With the overall objective of achieving maximum impact of EU funding, Keromytis and his colleagues in the expert group made the following recommendations: 

  • Use a ‘challenge-driven’ approach, where program managers bring together projects across the Pathfinder portfolio, actively guiding them to solve specific societal challenges
  • Develop novel tools allowing for more effective monitoring and communication between program managers and projects 
  • Empower program managers to reorient projects and/or give additional funding to cover the costs of unforeseen barriers 
  • Provide hands-on support of program managers to help transition from lab to market and facilitate development of network building and connections 

Currently in its pilot phase, the EIC will be fully implemented starting in 2021 under Horizon Europe, an initiative that will help support European global competitiveness by helping its best innovators develop and scale their groundbreaking ideas.
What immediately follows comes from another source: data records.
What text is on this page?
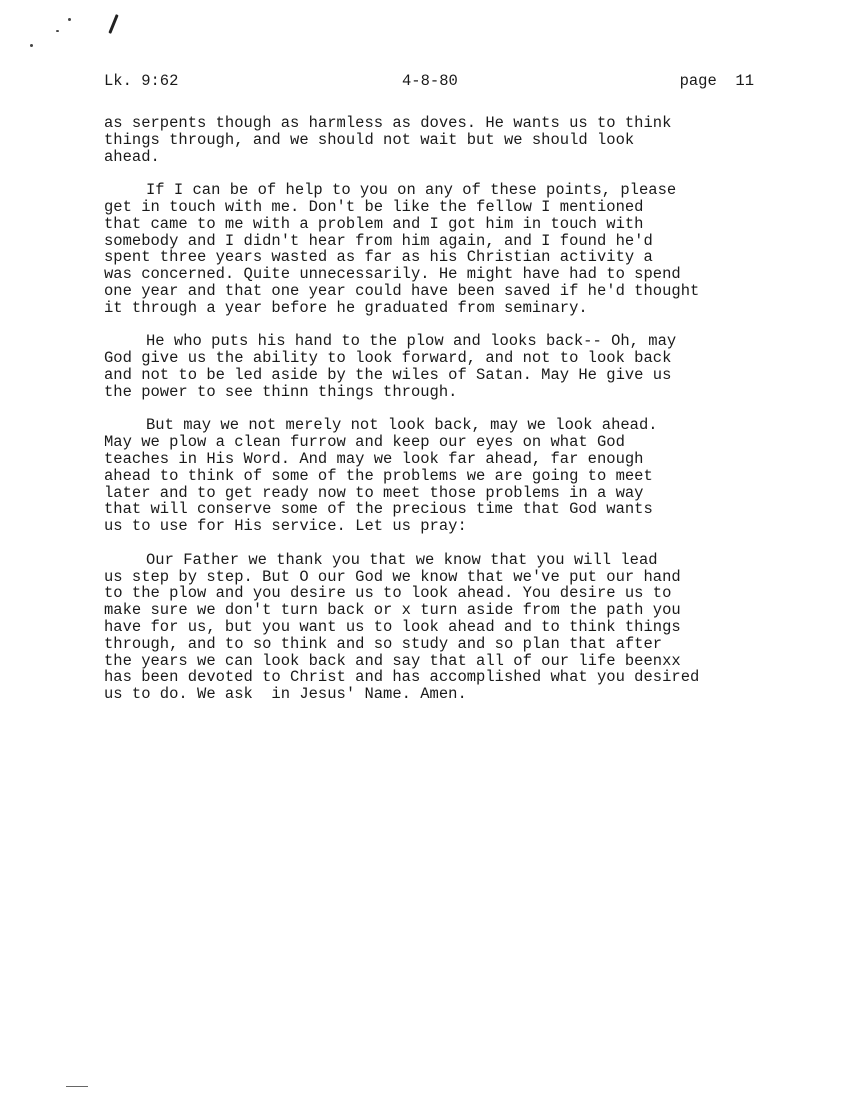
Lk. 9:62	4-8-80	page  11
as serpents though as harmless as doves. He wants us to think
things through, and we should not wait but we should look
ahead.
If I can be of help to you on any of these points, please
get in touch with me. Don't be like the fellow I mentioned
that came to me with a problem and I got him in touch with
somebody and I didn't hear from him again, and I found he'd
spent three years wasted as far as his Christian activity a
was concerned. Quite unnecessarily. He might have had to spend
one year and that one year could have been saved if he'd thought
it through a year before he graduated from seminary.
He who puts his hand to the plow and looks back-- Oh, may
God give us the ability to look forward, and not to look back
and not to be led aside by the wiles of Satan. May He give us
the power to see thinn things through.
But may we not merely not look back, may we look ahead.
May we plow a clean furrow and keep our eyes on what God
teaches in His Word. And may we look far ahead, far enough
ahead to think of some of the problems we are going to meet
later and to get ready now to meet those problems in a way
that will conserve some of the precious time that God wants
us to use for His service. Let us pray:
Our Father we thank you that we know that you will lead
us step by step. But O our God we know that we've put our hand
to the plow and you desire us to look ahead. You desire us to
make sure we don't turn back or x turn aside from the path you
have for us, but you want us to look ahead and to think things
through, and to so think and so study and so plan that after
the years we can look back and say that all of our life beenxx
has been devoted to Christ and has accomplished what you desired
us to do. We ask  in Jesus' Name. Amen.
The EIC currently has four program managers who specialize in biomedicine, biotechnology, biomedical engineering, brain-related technologies, materials for energy and environmental sustainability, innovation management, clean energy technologies, energy systems integration, and biosystems engineering. 

While the EIC will be mainly bottom up without predefined topics, funding will be provided for strategic technology development, startups, and small to medium-sized enterprises. Additional programmatic areas and program managers will be added in future years by the EC and its member states.